When I was in N scale, kadee made springs to restain the caboose truck axles, but there is not a similar product in their HO scale line.
gmpullmanKadee electromagnet uncoupler.
I plan to use these on mainline trackage and in a couple of strategic areas. I would love to activate them with a momentary push button and have them set on a 20 second timer.
I have experimented with an idea a user posted on the forums for turning the Kadee 308 uncoupler 90 degrees when not wanted. It seems to work well, but the whole thing with be under the ballast when the layout is complete and non-servicable.
I would love Kadee, Circuitron, or Rix to make a kit to do this.
SeeYou190I would love to hear a better solution if anyone knows of one.
A: Kadee electromagnet uncoupler.
https://www.kadee.com/ho-scale-uncouplers-c-274_280_300/309-ho-scale-undertheties-delayedaction-electric-uncoupler-kit-p-340.htm
(Kadee upgraded their website
B: I recall an article where the permanent magnet uncoupler was mounted on a hinged block under the roadbed. When you wanted to have the uncoupler for use you would pull a string or wire and the hinge would allow the magnet to lift to the proper under-track position for use.

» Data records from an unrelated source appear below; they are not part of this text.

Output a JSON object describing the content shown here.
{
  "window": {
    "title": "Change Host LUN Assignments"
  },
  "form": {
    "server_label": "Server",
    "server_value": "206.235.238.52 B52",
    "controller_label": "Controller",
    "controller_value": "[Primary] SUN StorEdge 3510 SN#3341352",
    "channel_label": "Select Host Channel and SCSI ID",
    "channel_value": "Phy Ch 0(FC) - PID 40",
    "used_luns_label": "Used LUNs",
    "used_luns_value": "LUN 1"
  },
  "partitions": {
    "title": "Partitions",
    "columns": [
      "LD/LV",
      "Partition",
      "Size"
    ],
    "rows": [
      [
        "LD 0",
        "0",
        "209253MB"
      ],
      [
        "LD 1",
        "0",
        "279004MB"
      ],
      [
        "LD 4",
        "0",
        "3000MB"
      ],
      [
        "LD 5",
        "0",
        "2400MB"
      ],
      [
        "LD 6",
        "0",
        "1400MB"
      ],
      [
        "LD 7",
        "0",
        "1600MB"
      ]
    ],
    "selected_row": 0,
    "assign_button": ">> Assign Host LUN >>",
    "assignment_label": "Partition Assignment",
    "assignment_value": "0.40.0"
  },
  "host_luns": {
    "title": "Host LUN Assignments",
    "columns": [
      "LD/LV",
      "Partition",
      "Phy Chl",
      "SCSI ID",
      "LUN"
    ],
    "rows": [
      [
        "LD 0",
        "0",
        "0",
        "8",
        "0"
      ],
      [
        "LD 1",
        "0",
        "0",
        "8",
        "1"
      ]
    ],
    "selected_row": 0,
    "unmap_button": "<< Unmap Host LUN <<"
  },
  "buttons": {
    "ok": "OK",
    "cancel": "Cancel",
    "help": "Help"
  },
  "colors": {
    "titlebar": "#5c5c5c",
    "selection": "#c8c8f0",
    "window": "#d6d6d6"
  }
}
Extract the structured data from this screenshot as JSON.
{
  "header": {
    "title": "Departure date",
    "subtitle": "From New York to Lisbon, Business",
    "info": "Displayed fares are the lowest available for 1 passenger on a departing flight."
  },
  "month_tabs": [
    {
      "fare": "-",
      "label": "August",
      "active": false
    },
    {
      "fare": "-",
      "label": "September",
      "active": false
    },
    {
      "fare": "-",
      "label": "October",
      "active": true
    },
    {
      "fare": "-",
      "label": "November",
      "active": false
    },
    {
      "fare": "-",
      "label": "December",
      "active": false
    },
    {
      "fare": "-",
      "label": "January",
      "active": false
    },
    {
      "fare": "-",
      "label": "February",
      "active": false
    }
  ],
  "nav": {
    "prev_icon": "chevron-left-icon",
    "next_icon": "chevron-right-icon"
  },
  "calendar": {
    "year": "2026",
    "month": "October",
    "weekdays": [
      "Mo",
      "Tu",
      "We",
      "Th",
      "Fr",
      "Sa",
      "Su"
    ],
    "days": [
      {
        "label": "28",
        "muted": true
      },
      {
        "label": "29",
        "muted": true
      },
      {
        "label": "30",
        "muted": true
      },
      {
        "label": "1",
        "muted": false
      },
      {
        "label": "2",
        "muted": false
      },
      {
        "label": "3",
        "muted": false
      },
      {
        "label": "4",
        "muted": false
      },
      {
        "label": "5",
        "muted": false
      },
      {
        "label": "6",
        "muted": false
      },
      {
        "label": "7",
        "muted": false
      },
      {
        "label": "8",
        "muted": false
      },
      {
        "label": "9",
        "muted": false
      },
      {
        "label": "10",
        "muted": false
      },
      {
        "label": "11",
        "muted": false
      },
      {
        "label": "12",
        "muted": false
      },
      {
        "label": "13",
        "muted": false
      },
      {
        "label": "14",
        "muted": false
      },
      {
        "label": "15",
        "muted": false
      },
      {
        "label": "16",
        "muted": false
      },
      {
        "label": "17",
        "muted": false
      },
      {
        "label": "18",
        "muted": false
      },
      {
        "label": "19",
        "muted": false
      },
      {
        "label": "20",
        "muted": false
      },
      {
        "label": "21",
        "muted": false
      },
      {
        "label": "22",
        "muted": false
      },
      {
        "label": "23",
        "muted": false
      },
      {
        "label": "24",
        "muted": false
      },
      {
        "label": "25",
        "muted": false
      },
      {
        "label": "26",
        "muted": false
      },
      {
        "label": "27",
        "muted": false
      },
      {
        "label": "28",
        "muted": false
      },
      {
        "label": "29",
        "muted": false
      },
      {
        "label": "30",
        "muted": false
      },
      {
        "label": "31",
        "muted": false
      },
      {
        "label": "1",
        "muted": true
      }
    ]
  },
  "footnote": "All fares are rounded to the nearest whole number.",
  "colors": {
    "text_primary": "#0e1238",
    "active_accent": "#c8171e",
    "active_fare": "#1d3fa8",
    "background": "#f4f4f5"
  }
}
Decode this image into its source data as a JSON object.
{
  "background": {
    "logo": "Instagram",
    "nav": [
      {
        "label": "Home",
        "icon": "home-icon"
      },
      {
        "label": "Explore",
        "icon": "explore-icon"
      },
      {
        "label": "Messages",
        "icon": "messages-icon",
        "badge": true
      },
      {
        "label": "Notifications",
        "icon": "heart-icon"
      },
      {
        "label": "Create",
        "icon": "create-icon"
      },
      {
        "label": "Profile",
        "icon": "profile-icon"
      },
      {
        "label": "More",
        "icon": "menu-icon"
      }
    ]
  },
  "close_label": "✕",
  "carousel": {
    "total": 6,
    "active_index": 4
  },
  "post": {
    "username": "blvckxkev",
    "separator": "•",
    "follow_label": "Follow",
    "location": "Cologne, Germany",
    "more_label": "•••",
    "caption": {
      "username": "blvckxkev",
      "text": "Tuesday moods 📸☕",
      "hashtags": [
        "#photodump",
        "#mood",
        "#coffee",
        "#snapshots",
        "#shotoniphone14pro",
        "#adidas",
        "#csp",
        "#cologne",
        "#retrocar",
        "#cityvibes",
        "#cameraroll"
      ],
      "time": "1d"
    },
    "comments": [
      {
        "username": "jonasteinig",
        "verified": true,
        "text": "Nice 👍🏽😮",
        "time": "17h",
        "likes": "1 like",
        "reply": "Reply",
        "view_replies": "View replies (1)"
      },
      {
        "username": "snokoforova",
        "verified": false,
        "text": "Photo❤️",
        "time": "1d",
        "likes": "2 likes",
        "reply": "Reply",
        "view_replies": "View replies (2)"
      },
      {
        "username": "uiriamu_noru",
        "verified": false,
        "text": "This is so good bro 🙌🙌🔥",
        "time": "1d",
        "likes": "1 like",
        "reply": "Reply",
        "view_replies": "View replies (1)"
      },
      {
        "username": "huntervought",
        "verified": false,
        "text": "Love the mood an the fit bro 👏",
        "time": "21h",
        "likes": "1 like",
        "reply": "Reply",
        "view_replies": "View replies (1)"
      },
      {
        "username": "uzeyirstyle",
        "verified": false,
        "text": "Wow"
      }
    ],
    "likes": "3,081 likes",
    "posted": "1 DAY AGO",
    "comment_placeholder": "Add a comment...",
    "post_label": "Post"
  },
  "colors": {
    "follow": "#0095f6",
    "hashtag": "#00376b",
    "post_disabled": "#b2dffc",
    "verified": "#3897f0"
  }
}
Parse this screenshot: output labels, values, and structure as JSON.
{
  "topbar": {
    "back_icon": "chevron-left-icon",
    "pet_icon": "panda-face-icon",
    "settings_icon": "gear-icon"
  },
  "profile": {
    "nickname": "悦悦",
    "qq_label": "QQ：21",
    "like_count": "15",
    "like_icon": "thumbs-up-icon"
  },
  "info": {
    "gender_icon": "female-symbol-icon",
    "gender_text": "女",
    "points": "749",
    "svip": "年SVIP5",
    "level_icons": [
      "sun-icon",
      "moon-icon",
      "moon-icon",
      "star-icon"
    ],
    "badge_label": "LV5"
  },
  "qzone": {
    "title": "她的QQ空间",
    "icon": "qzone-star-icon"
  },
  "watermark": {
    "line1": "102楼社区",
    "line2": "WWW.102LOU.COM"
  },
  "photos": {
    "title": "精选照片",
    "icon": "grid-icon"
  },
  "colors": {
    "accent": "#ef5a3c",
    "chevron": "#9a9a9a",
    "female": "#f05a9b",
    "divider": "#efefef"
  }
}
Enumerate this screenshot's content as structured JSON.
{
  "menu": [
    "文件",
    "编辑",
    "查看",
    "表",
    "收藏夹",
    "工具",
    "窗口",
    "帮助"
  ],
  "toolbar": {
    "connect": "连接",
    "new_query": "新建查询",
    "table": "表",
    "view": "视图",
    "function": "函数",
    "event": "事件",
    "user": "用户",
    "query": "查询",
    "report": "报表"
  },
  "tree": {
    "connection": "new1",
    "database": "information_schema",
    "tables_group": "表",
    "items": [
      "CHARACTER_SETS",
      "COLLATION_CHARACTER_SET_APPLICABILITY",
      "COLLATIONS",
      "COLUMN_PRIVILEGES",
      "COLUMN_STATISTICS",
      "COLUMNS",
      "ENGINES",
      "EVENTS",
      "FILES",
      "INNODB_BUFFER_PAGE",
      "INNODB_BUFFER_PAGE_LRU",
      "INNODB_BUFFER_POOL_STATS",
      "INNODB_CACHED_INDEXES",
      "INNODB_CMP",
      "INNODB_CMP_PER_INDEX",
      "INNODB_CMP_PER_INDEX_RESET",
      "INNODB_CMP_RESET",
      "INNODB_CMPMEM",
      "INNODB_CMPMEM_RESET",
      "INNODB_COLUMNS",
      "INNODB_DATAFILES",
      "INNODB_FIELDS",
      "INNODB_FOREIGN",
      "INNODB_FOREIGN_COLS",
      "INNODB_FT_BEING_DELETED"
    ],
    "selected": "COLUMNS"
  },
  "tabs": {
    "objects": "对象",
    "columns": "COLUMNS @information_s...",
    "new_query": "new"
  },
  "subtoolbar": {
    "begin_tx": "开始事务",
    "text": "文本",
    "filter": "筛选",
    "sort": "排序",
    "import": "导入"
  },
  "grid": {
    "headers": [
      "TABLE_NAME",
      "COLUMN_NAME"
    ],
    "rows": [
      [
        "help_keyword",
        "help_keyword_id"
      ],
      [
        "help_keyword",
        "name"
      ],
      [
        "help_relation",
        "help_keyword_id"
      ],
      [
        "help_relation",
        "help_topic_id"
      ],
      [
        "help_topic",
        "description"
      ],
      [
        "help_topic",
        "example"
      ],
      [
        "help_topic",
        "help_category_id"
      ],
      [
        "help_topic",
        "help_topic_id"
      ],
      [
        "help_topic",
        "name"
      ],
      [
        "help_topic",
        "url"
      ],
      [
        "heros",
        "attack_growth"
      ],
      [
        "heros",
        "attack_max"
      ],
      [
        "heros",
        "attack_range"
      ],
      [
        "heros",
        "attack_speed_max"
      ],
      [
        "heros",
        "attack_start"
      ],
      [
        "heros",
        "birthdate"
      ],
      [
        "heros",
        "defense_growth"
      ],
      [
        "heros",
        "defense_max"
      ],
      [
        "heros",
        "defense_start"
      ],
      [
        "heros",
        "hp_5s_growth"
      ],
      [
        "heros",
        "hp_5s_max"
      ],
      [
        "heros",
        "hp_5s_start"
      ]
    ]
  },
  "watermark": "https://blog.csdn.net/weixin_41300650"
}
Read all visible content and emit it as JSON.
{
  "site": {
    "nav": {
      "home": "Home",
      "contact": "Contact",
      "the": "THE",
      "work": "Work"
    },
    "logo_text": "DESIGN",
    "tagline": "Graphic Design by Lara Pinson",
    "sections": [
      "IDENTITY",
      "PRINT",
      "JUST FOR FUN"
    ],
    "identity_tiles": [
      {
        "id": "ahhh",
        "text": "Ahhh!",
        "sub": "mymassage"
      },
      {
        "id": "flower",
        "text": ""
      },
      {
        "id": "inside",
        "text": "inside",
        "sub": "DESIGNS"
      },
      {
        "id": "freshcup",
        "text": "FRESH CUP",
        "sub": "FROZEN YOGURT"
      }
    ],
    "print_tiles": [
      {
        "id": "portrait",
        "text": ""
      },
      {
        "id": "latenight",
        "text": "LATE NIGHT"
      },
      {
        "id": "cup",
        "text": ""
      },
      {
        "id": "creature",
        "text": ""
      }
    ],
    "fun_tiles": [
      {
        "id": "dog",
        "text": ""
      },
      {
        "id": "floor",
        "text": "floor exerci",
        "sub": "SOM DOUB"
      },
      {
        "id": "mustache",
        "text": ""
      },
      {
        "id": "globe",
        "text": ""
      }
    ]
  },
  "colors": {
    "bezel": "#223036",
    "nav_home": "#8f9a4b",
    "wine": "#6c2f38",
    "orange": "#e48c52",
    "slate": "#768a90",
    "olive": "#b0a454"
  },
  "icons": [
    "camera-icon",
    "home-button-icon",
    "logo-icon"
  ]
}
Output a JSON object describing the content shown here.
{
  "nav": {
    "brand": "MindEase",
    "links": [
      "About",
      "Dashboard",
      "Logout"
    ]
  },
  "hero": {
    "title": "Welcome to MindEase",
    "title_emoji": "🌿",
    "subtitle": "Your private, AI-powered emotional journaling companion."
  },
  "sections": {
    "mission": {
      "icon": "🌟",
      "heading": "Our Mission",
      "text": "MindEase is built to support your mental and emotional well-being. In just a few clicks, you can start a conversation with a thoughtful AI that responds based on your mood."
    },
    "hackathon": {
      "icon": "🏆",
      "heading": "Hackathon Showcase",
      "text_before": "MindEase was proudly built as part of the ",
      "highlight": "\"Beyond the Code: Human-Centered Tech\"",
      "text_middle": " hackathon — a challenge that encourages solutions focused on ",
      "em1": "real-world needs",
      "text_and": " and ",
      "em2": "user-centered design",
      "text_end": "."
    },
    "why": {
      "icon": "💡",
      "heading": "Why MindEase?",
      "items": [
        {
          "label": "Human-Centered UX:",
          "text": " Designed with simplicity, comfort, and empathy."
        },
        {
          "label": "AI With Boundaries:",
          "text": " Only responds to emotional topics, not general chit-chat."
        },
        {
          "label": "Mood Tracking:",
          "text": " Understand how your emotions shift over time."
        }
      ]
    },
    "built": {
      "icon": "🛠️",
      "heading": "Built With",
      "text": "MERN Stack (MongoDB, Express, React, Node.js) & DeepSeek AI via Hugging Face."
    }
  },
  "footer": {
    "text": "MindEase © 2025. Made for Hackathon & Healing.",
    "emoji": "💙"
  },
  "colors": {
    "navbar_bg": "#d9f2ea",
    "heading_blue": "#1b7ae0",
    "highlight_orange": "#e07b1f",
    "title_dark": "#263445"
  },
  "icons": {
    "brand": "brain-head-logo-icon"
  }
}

Normally the uncoupler would swing free and not be in proximity of the track roadbed.
I suppose you could use the motion of a Tortoise to raise or lower the magnet as well.
Good Luck, Ed
controllable uncoupler such as RailCrew are more appropriate on mainline tracks
I have issues with strong magnets actually causing slack, although usually when just spotting a car or two on a siding. This became a problem when I upgraded to metal wheels and metal axles. The magnets pull the uncoupled cars back to the magnet because those nice, smooth, low-friction wheelsets offer little resistance.
I planted a couple of tufts of field grass between the ties on the siding, which stopped the frre-rolling cars and restored smooth uncoupling.
Any slack over a magnet, and you will uncouple.
I piut drag on my cabooses by using Kadee caboose trucks with the electrical pickup. These seem to add just enough drag to stop most unwanted uncouplings.
I would love to hear a better solution if anyone knows of one.
Hi all!
I am using Kadee magnetic uncouplers at different locations on my layout, these are the ones that go underneath the track. They work great with one exception, albiet a biggie. When my train goes over these uncouplers, and i dont mean at a creeping speed, some cars want to come uncoupled. Seems that the reason is that as the train goes along at times there is a little slack that quickly occassionaly occurs as the engine pulls the cars, and if this happens as couplers cross over these uncouplers, the cars seperate. Is there a way to rectify this? Obviously I want to use the uncouplers and they work well when Im dropping cars off at a siding, but I dont want them doing this with a train at speed per say, lol. Will this possibly go away once I ballast?